With permanent insurance there's an investment component to build cash value in addition to the death benefit. A policy's face amount is the money that will be paid at death or at policy maturity -- most permanent polices mature around age 100. Cash value is the amount available if you die or surrender a policy before its maturity, according to the Life and Health Insurance Foundation for Education, or LIFE.
The cash value grows tax-deferred until you withdraw it. You can borrow against the cash value for any purpose, but you'll have to repay it or your beneficiaries will receive reduced benefits. But building cash value means higher premiums, so these polices are much more expensive than term insurance.

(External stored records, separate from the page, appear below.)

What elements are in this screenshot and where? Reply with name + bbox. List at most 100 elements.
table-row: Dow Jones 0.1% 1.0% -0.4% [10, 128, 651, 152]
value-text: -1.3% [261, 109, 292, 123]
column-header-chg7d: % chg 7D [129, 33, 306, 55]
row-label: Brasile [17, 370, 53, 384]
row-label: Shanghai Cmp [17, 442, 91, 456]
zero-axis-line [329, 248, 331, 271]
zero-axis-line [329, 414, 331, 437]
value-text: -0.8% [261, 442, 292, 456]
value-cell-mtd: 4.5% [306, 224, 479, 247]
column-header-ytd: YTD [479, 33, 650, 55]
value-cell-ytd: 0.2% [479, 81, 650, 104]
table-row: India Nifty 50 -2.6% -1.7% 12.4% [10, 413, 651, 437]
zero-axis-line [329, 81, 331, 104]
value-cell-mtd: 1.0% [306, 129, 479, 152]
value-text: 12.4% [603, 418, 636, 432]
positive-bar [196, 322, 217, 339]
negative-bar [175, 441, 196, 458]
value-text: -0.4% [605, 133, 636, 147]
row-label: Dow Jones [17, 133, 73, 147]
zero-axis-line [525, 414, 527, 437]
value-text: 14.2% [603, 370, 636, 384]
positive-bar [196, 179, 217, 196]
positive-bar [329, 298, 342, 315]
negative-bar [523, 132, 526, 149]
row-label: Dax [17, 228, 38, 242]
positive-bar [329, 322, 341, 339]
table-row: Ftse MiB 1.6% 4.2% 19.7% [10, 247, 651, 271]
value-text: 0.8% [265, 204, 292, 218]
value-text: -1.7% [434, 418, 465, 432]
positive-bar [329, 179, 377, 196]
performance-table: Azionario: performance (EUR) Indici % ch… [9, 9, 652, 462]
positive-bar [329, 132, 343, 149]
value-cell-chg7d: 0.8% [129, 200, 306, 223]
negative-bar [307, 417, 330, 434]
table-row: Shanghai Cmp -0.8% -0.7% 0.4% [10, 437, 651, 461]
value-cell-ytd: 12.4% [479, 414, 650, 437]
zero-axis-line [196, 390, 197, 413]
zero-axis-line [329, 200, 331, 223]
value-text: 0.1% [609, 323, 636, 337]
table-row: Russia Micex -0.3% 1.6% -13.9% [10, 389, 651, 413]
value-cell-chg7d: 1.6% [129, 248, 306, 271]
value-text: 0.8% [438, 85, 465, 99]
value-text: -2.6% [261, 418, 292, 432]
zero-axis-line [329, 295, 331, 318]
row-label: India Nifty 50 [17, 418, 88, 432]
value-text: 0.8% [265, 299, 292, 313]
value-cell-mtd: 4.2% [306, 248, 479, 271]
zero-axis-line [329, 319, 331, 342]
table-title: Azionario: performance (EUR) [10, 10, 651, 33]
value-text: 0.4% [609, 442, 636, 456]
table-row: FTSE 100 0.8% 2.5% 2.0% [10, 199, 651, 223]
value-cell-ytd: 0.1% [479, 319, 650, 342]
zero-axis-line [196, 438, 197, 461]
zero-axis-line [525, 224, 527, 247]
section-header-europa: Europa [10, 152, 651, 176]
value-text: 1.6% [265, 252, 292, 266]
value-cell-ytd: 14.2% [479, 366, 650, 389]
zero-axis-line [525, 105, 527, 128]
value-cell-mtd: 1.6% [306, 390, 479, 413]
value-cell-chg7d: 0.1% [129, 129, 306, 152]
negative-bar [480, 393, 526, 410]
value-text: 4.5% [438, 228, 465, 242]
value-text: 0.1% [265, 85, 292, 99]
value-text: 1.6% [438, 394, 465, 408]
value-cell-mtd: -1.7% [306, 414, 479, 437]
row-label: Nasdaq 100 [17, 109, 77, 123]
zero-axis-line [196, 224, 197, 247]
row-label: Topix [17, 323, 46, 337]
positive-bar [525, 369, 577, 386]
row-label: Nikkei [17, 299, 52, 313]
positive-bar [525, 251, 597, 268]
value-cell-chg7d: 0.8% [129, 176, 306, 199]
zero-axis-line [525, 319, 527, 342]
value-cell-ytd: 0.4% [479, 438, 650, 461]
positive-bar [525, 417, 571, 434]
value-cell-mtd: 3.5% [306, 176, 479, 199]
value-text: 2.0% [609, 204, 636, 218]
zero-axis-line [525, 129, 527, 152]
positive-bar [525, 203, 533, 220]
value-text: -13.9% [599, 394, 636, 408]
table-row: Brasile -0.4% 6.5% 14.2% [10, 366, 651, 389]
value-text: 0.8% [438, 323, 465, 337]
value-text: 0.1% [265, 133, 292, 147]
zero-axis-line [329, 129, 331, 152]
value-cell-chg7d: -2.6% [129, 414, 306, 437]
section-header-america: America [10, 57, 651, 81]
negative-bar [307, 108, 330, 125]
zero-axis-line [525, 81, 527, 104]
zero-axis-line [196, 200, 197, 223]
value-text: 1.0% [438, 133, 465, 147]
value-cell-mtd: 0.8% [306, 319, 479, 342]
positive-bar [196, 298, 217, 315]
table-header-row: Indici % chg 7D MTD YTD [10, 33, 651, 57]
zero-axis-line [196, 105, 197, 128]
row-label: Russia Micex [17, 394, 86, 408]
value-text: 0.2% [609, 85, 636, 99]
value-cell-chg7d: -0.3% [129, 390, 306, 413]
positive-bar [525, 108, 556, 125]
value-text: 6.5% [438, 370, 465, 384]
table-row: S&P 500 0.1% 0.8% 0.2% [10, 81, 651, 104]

Whole life, according to LIFE, provides you with a guaranteed death benefit and a guaranteed rate of return on your cash values. You pay a set premium that is guaranteed to never increase.
With universal life, the insurer separates the death benefit from the investment portion of the premiums, putting your investment dollars into its choice of bonds, mortgages and money markets. Then your investment fund pays for the cost of the set death benefit. No matter how poorly your investments do, you are guaranteed a minimum death benefit. If the investments do well, your heirs receive more money.
The death benefit and the cash value in a variable policy vary with the performance of the underlying investments, says LIFE. With variable life you're shifting risk from the insurance company to yourself because you're trying to achieve greater returns.
Permanent life policies can be complex. Don't buy such a policy if you don't understand it. If the seller explains it to your satisfaction and it meets your needs, then by all means get permanent life insurance.
Many experts say that, generally, these policies should not be used as savings vehicles for a child's college education or for retirement. Better options would be a 529 plan, prepaid tuition plan, the federal Coverdell plan, a 401(k) or an IRA where you're not paying an insurance premium.
A permanent life insurance policy might be good if you have a disabled dependent who will need long-term care. In that case, you might want to insure yourself for your entire life, as opposed to a typical situation where parents stop insurance coverage when their children finish college.